精神科医のつぶやき「「セルフ」は「選択」をすることが重要です|サイコシンセシスを学んで その9」 (2025/06/23)
投稿者: furujinmachi
前回、同一化と脱同一化について書きました。
同一化と脱同一化をしていくと、いろんなことを考え、感じ、動いている自分がいるのですが、でも、思考も感情も感覚も意欲もイメージも本来の自分ではない。それらは持っているだけで、自分自身ではないのです。サブパーソナリティも自分ではない。では自分とは?という問いかけになります。自分とは本質的には何者なのだろう?でも、確実に「自分」は存在します。
サイコシンセシスでは、この「自分」を「セルフ」と呼んだりしますが、「セルフ」の行うことは「選択」です。例えば、前回の「同一化」と「脱同一化」ですが、何かと同一化することも、そして脱同一化することも、「セルフ」が「選択」することができます。ただ、この「セルフ」に気づいていない状態では、サブパーソナリティに無意識に同一化しているため、「自分らしさ」から離れてしまい、苦痛やストレスを抱えるようになります。そのことに気づき、「選択」できる状態になると、「本来の自分らしさ」が戻り、生きる喜びや充足感が得られやすくなります。
なので、サブパーソナリティや自分のパーツに気づくことはとても大事です。気づいて、しっかり同一化して、そして脱同一化する。そのことを繰り返していくうちに、自分で、今の自分がどの「モード」でいるのか、どの「モード」でいたいのかをコントロールできるようになっていきます。

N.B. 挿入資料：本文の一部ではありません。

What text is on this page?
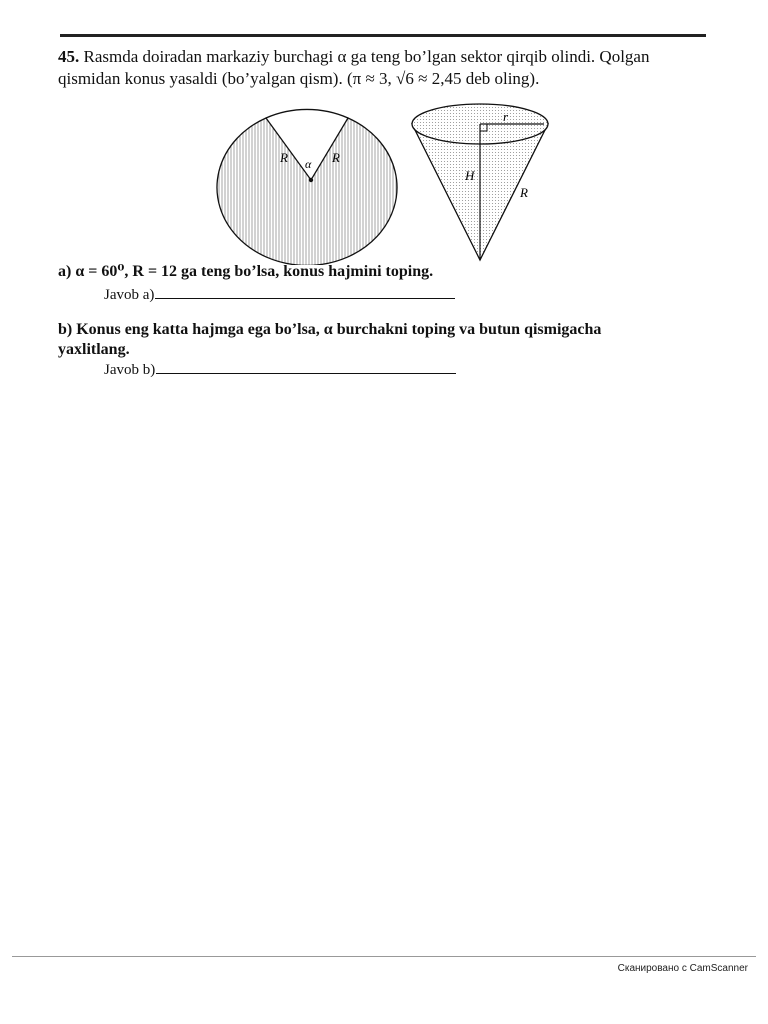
45. Rasmda doiradan markaziy burchagi α ga teng bo’lgan sektor qirqib olindi. Qolgan
qismidan konus yasaldi (bo’yalgan qism). (π ≈ 3, √6 ≈ 2,45 deb oling).
R	R
α
r
H
R
a) α = 60⁰, R = 12 ga teng bo’lsa, konus hajmini toping.
Javob a)
b) Konus eng katta hajmga ega bo’lsa, α burchakni toping va butun qismigacha
yaxlitlang.
Javob b)
Сканировано с CamScanner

そうやって「セルフ」は「選択」をしていくというのが大事な役割になっていくのですが、この「選択」をするために重要なのが「意志」の力です。サイコシンセシスの創始者のアサジョーリ先生は、この「意志」の力をすごく重視されていて、それだけで本を1冊作られているほどです。
つまり、「意志」を鍛えると良い、ということになるのですが、「意志」を鍛えるのって、大変そうな感じがしませんか。なんだか辛そうな感じというか、滝修行でもするようなイメージがあります。なので恐る恐るこの本を読みました。

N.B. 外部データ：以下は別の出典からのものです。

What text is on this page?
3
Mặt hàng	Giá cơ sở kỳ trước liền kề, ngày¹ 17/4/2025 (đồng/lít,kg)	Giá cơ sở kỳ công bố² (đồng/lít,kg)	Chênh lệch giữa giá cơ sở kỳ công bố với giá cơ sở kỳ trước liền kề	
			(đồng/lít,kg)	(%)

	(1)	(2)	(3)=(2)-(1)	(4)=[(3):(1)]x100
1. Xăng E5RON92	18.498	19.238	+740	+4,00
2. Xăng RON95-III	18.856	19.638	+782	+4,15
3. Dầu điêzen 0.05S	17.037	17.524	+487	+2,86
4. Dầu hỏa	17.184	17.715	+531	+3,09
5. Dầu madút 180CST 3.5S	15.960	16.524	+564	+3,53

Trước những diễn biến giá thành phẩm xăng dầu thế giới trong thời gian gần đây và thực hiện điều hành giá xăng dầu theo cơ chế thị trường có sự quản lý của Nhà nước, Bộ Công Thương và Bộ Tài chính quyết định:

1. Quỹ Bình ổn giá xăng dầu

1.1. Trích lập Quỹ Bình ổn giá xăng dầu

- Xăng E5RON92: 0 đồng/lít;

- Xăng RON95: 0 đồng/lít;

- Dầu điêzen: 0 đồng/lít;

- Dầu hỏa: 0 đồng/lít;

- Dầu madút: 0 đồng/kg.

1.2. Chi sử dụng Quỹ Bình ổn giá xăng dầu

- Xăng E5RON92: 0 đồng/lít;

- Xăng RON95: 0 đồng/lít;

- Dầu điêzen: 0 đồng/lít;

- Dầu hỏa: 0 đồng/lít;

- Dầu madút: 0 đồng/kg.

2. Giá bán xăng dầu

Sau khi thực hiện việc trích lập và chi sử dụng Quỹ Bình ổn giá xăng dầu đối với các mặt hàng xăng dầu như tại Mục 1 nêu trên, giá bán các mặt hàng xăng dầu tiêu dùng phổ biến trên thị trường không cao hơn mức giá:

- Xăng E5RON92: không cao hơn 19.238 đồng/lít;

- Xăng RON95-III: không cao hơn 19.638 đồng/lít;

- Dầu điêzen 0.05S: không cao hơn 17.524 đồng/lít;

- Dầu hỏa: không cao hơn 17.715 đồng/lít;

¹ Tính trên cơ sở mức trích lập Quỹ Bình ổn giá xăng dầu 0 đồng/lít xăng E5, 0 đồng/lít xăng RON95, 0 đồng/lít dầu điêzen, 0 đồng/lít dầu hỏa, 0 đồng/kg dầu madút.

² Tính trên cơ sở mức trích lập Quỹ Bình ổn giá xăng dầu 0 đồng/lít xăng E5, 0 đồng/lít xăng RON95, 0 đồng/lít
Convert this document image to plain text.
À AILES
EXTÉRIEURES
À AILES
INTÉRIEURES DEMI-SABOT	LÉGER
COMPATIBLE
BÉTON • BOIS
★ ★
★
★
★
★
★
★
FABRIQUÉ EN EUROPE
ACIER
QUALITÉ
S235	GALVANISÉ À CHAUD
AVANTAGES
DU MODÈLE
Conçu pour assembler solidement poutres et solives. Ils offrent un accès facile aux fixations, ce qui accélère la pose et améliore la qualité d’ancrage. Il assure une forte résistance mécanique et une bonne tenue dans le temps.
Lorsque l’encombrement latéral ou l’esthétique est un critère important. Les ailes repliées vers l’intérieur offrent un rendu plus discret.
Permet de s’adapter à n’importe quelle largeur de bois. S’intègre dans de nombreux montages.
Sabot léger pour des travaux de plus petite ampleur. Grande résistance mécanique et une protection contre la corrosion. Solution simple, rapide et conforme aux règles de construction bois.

結論から言うと、実際、地道な練習も必要だったりするのですが、ただとにかく頑張る的な、「力押し」をするような意志の話だけではなかったんですよね。もちろん、意志の力が強い方がいいのは事実です。でも、力押しでやっていって、すぐに倒れてしまうようでは、大きなことをなしえていくのは不可能です。そこで、「巧みな意志」と言われる、意志の力を上手に活用する方法も提示されておりました。
次回、この「意志」についての話を続けていきます。